入浴プログラム旅館についたら直ぐにお風呂に入りたいところですが、30分くらい休憩し、体力を回復してから入浴しましょう。入浴は予想以上にカロリーの消費量が多く、かなり体力を必要とします。10分間の入浴は20分間のジョギングに匹敵するといわれています(42度の温泉に全身浴で約80kcalの消費)。
入浴による発汗で身体から水分が失われます。水分が失われると血液もドロドロになり、梗塞を引き起こすおそれがあります。入浴の前後にコップ1~2杯の水分補給をしましょう。旅館の部屋に置いてあるお茶とお菓子は、水分補給と栄養補給になりますので、大いに利用してください。
入浴すると全身の血行が良くなりますが、反対に胃腸は血管が収縮し、活動が不活発になります。食前の入浴は短めに、食後の入浴は60分以上休憩してからにしましょう。就寝前の入浴が良いでしょう。飲酒後の入浴は気分が悪くなったり、事故を引き起こすおそれがあります。飲酒は控えめにし、入浴もほどよく醒めてからにしましょう。
入浴すると身体にお湯の重さがかかります。全身浴の場合は600kgもの圧力がかかり、呼吸が荒くなり、脈拍も速くなります。入浴は心肺に負担の少ない、半身浴から始めましょう。入浴時間は10分間くらいが適当でしょう。3分の入浴と5分の休憩を3回繰り返す「分割浴」は身体に負担が少なく、お勧めです。
足湯は全身の血行を良くし、体内の老廃物の代謝を高めます。自律神経も安定し、心身を体の芯からリラックスすることができます。足湯の時間は15分くらいが適当です。また、温水と冷水の足湯を交互繰り返すと、保温効果が高まります。温水5分、冷水30秒を繰り返します。
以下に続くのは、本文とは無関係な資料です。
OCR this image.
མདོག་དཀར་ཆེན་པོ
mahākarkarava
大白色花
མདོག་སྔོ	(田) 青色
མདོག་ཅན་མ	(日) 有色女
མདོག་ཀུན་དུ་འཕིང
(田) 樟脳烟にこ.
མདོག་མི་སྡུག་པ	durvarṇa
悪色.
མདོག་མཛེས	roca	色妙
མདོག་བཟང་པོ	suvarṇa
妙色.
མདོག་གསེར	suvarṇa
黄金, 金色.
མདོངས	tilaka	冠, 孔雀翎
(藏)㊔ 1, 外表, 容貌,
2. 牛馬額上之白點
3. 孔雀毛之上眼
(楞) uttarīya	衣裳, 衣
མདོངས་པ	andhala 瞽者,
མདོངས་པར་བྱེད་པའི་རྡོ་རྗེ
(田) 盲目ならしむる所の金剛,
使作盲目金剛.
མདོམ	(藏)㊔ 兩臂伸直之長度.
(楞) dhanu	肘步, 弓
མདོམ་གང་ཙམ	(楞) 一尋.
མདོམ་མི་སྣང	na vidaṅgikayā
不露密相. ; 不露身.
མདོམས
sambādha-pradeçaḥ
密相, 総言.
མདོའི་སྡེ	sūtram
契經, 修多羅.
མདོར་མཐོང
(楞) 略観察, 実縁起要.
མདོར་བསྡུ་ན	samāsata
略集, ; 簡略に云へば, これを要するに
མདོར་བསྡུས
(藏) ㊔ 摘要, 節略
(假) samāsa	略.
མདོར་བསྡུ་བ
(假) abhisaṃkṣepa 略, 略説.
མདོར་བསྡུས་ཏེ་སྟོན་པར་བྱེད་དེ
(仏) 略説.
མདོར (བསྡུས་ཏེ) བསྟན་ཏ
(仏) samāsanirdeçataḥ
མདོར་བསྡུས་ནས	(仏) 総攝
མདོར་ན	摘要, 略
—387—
温泉療法は温泉成分を肌に残すところに意味があります。中宮温泉には肌をツルツルにする石鹸の働きがありますので、かるくこするだけできれいになります(ナトリウム-炭酸水素塩泉の機能)。また、温泉成分が肌を覆って水分の蒸発を防ぎます(塩化物泉の機能)。温泉は家庭のお風呂と違い、上がり湯やシャワーは要りません。
中宮温泉のお湯は飲むことに適しています。温泉成分のバランスが良く、特定成分を過剰摂取する心配がありません。
昔から「胃腸の湯」と呼ばれており、慢性消化器病、慢性便秘、糖尿病、痛風、肝臓病が飲用の適応症に指定されています。
飲泉は一回に100~200mlが適量です。一日の摂取量は200~1000mlに止めましょう。